Today, almost a week after my proposing it, none of the chess kids have solved the problem. Yesterday I tried it on my prime tester, eight-year-old Enders, who is a very proficient logical problem solver. I gave him a simpler version — which weights do you need to weigh any amount between one and fifteen pounds — in the car driving home from school. He came up with crazy answers, like 120, until wife Ingrid discovered he did not know what market scales are and how they work. At home I showed him an example.
But the problem was still much too hard, and his younger brother Hennes, six years old, wanted to participate. So I started from scratch (and this section is meant as a tutorial for working with young children):
“Let’s say you want to weigh just one pound,” I said, “how many weights will you need to borrow? Ha-ha, easy peasy: just one, a one-pound weight. Two pounds? Two weights, naturally: one and two. Anything up to three pounds? Two weights! Clever boy, Enders figured out immediately that 2 + 1 can be used to weigh out three pounds. Okay, what do you need to weigh anything between one and four pounds? Three weights: one, two and four, both lads agreed. But they could see in my face and my demeanour: there is a better solution.
And suddenly Enders had it: two weights! You have one and three pound weights, which you can use together to measure four pounds. One, and three are also easy, using the 1 and 3 pound weights. But what about two? Well, Enders had found the trick: put the three pound weight on one side and the one pound on the other, together with the potatoes. That will weigh out two pounds of potatoes!
Now with the trick of putting weights on both sides of the scales, Enders was ready for more. We discovered (together!) that for one to five pounds we needed three weights. With 1, 3, 5 we could weigh anything up to six pounds. Eight (5+3) and nine (5+3+1) were easy, but seven required some effort. When someone in the family asked Enders something else, about his day in school, he refused to answer: “Not now, I’m thinking!” So his involvement in the logical problem was high.

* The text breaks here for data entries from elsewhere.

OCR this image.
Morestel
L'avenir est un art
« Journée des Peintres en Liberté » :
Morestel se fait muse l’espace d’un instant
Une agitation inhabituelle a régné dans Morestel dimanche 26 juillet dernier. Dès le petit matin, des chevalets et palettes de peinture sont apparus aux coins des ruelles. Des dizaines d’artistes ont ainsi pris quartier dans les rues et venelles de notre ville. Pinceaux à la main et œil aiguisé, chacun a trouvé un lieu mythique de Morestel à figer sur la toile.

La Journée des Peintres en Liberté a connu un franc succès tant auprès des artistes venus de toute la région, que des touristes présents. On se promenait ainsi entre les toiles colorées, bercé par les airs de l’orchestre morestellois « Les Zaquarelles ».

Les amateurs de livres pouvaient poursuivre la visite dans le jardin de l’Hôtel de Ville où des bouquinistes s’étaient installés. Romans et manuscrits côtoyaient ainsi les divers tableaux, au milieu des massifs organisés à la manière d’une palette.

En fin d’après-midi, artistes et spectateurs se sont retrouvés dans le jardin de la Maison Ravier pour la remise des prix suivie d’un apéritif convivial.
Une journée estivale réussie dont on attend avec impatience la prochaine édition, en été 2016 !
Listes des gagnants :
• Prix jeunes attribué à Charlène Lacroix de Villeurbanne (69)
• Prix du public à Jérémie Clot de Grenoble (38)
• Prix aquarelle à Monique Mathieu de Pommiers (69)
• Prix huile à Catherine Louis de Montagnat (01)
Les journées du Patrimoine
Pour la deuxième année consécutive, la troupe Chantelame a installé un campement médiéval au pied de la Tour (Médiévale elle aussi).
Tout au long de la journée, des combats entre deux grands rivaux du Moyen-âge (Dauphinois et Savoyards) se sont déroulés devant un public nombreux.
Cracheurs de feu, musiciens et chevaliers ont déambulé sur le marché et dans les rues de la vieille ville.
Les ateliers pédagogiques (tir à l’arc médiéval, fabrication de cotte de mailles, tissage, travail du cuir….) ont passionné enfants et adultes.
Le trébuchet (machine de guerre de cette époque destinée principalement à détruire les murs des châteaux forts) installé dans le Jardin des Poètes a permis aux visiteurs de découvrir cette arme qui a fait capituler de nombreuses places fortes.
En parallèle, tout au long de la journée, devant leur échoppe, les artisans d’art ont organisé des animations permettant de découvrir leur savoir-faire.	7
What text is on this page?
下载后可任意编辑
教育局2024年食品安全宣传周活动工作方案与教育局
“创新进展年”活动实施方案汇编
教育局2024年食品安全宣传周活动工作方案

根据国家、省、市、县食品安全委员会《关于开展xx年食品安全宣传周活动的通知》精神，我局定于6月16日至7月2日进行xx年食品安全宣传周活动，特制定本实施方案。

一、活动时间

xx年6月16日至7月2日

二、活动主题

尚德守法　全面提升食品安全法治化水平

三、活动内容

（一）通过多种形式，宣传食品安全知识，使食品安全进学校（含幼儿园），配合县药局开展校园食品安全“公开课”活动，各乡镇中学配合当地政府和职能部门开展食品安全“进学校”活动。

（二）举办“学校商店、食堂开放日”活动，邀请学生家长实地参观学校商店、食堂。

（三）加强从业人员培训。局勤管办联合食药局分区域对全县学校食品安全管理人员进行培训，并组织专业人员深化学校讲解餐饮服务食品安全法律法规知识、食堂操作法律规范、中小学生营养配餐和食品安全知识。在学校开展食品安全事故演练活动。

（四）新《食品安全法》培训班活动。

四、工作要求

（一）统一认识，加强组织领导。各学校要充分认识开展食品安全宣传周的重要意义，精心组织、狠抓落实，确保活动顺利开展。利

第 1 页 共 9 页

With 1, 3, and 5 pound weights you can of course weigh seven pounds by weighing 5+3 against 1. With nine pounds we have reached the maximum — which is always the sum of all the weights you have. But what if we borrow different weights? We discovered, by trial and error, that 1,3,6 allows you to weigh one to ten pounds. We tried 1,4,7, but could not weigh out nine or ten pounds. Then we had a nice idea: 2,3,7. That works for one to ten and twelve — but eleven is impossible. And then we tried 1,3,7. We had to make sure we could weigh everything from one to eleven with them, and struggled for a while on five and nine pounds, which seemed impossible — until we thought of 7+1–3 and 7+3–1. We had worked out all combinations.
It was a great evening, with lots of discussion and sharp thinking. Do try it with your kids, it is lots of fun and very bonding. And if one of them has a natural aptitude for mathematics, you may be laying the foundation for a great career. If you yourself are mathematically inclined, or have masochistic tendencies, try and figure out which weights you need to weigh out anything from one to 121.